As a prime example, developer Nick Heer recounted his own frustrating experience with iOS 13.2 as follows:
I’m used to the camera purging all open apps from memory on my iPhone X, but iOS 13.2 goes above and beyond in killing background tasks. Earlier today, I was switching between a thread in Messages and a recipe in Safari and each app entirely refreshed every time I foregrounded it. This happens all the time throughout the system in iOS 13: Safari can’t keep even a single tab open in the background, every app boots from scratch, and using iOS feels like it has regressed to the pre-multitasking days.
With complaints about iOS 13.2 performance mounting, and with many long-time iPhone users and developers calling the problem “embarrassing,” Apple has thankfully addressed the issue.
Apple earlier today released the first iOS 13.3 beta and early reports suggest that some progress has been made.
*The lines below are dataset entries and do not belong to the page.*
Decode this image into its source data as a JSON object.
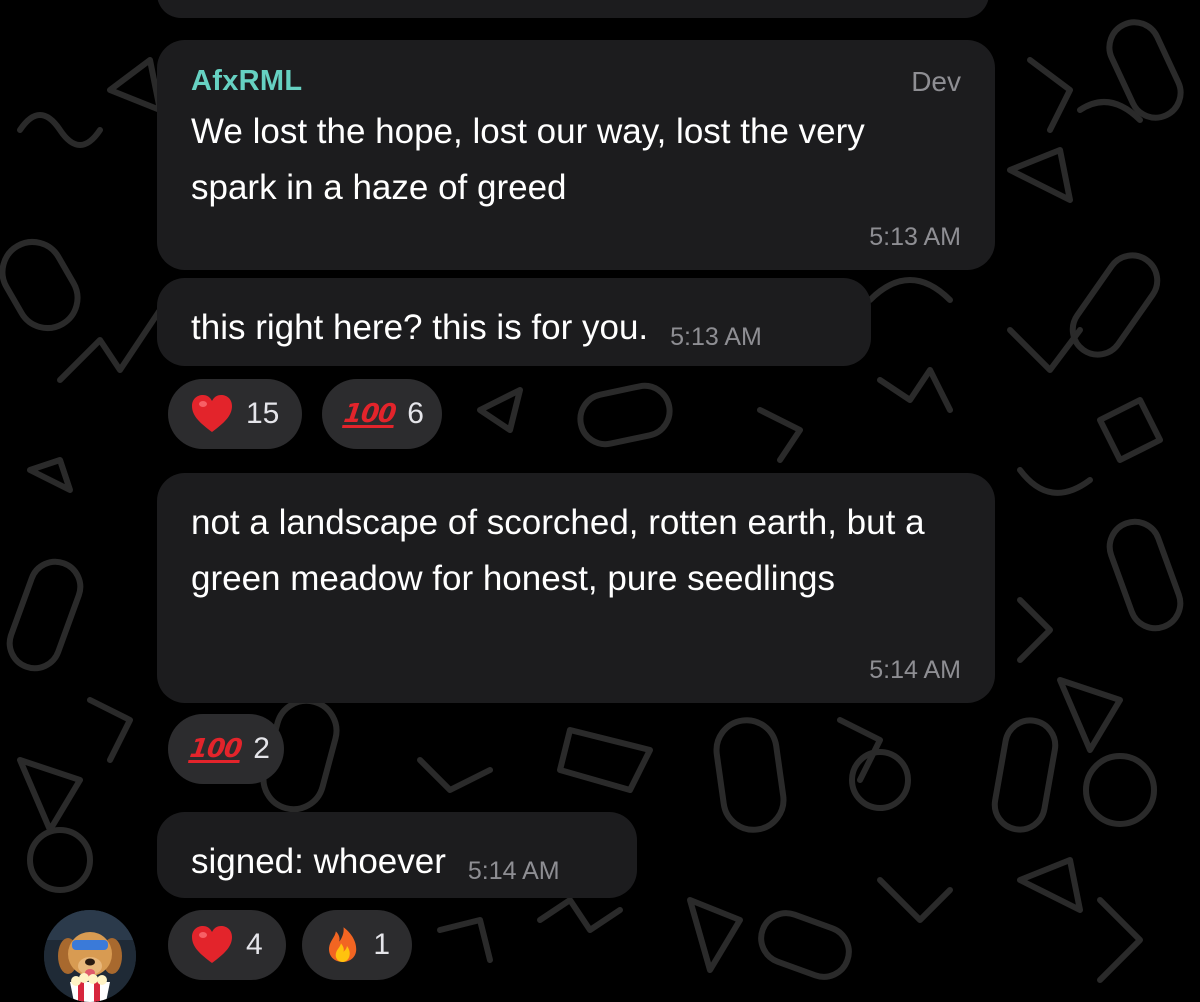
{
  "messages": [
    {
      "sender": "AfxRML",
      "admin_title": "Dev",
      "text": "We lost the hope, lost our way, lost the very spark in a haze of greed",
      "time": "5:13 AM"
    },
    {
      "text": "this right here? this is for you.",
      "time": "5:13 AM",
      "reactions": [
        {
          "emoji": "heart",
          "count": "15"
        },
        {
          "emoji": "hundred",
          "glyph": "100",
          "count": "6"
        }
      ]
    },
    {
      "text": "not a landscape of scorched, rotten earth, but a green meadow for honest, pure seedlings",
      "time": "5:14 AM",
      "reactions": [
        {
          "emoji": "hundred",
          "glyph": "100",
          "count": "2"
        }
      ]
    },
    {
      "text": "signed: whoever",
      "time": "5:14 AM",
      "reactions": [
        {
          "emoji": "heart",
          "count": "4"
        },
        {
          "emoji": "fire",
          "count": "1"
        }
      ]
    }
  ],
  "avatar": {
    "icon": "dog-with-popcorn-avatar"
  },
  "colors": {
    "background": "#000000",
    "bubble": "#1c1c1e",
    "reaction_bg": "#2c2c2e",
    "sender_name": "#66d1c2",
    "timestamp": "#8e8e93",
    "heart": "#e3242b",
    "hundred": "#e3242b"
  }
}
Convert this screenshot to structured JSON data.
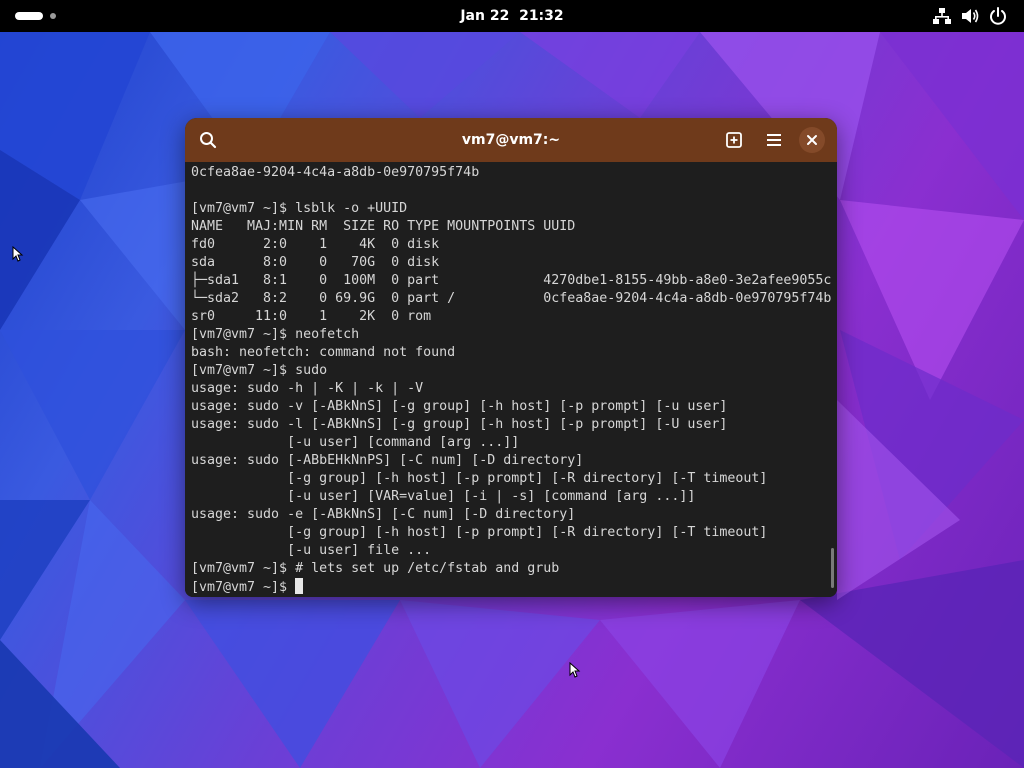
{
  "topbar": {
    "clock": "Jan 22  21:32",
    "icons": [
      "activities-indicator",
      "network-icon",
      "volume-icon",
      "power-icon"
    ]
  },
  "terminal": {
    "title": "vm7@vm7:~",
    "buttons": [
      "search-icon",
      "new-tab-icon",
      "hamburger-menu-icon",
      "close-icon"
    ],
    "lines": [
      "0cfea8ae-9204-4c4a-a8db-0e970795f74b",
      "",
      "[vm7@vm7 ~]$ lsblk -o +UUID",
      "NAME   MAJ:MIN RM  SIZE RO TYPE MOUNTPOINTS UUID",
      "fd0      2:0    1    4K  0 disk",
      "sda      8:0    0   70G  0 disk",
      "├─sda1   8:1    0  100M  0 part             4270dbe1-8155-49bb-a8e0-3e2afee9055c",
      "└─sda2   8:2    0 69.9G  0 part /           0cfea8ae-9204-4c4a-a8db-0e970795f74b",
      "sr0     11:0    1    2K  0 rom",
      "[vm7@vm7 ~]$ neofetch",
      "bash: neofetch: command not found",
      "[vm7@vm7 ~]$ sudo",
      "usage: sudo -h | -K | -k | -V",
      "usage: sudo -v [-ABkNnS] [-g group] [-h host] [-p prompt] [-u user]",
      "usage: sudo -l [-ABkNnS] [-g group] [-h host] [-p prompt] [-U user]",
      "            [-u user] [command [arg ...]]",
      "usage: sudo [-ABbEHkNnPS] [-C num] [-D directory]",
      "            [-g group] [-h host] [-p prompt] [-R directory] [-T timeout]",
      "            [-u user] [VAR=value] [-i | -s] [command [arg ...]]",
      "usage: sudo -e [-ABkNnS] [-C num] [-D directory]",
      "            [-g group] [-h host] [-p prompt] [-R directory] [-T timeout]",
      "            [-u user] file ...",
      "[vm7@vm7 ~]$ # lets set up /etc/fstab and grub"
    ],
    "prompt": "[vm7@vm7 ~]$ "
  },
  "colors": {
    "titlebar": "#6f3a1b",
    "terminal_bg": "#1e1e1e",
    "terminal_fg": "#d6d6d6",
    "topbar": "#000000"
  }
}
iOS 13.3 Beta seems like it fixes the apps reloading / RAM management issue. I have opened 32 apps and have not had one reload yet on iPhone 11 Pro Max
— Aaron Zollo (@zollotech) November 5, 2019
While other users haven’t noticed as dramatic an improvement, it’s encouraging to know that Apple is aware of the issue and is presumably working hard to fix it. And the bottom line is if you’re a power user, the elimination of iOS’s RAM management issues are going to have a big impact on the speed of your iPhone or iPad during real-world usage.
Safari reloading is normal as websites refresh often, but apps reloading constantly is not. It seems better overall, but what constitutes a reload is still a mystery
— Aaron Zollo (@zollotech) November 5, 2019
We can only imagine, or hope, that the issue will hopefully be nothing more than a distant memory by the time the official iOS 13.2 update is ready to roll out to iPhone and iPad users.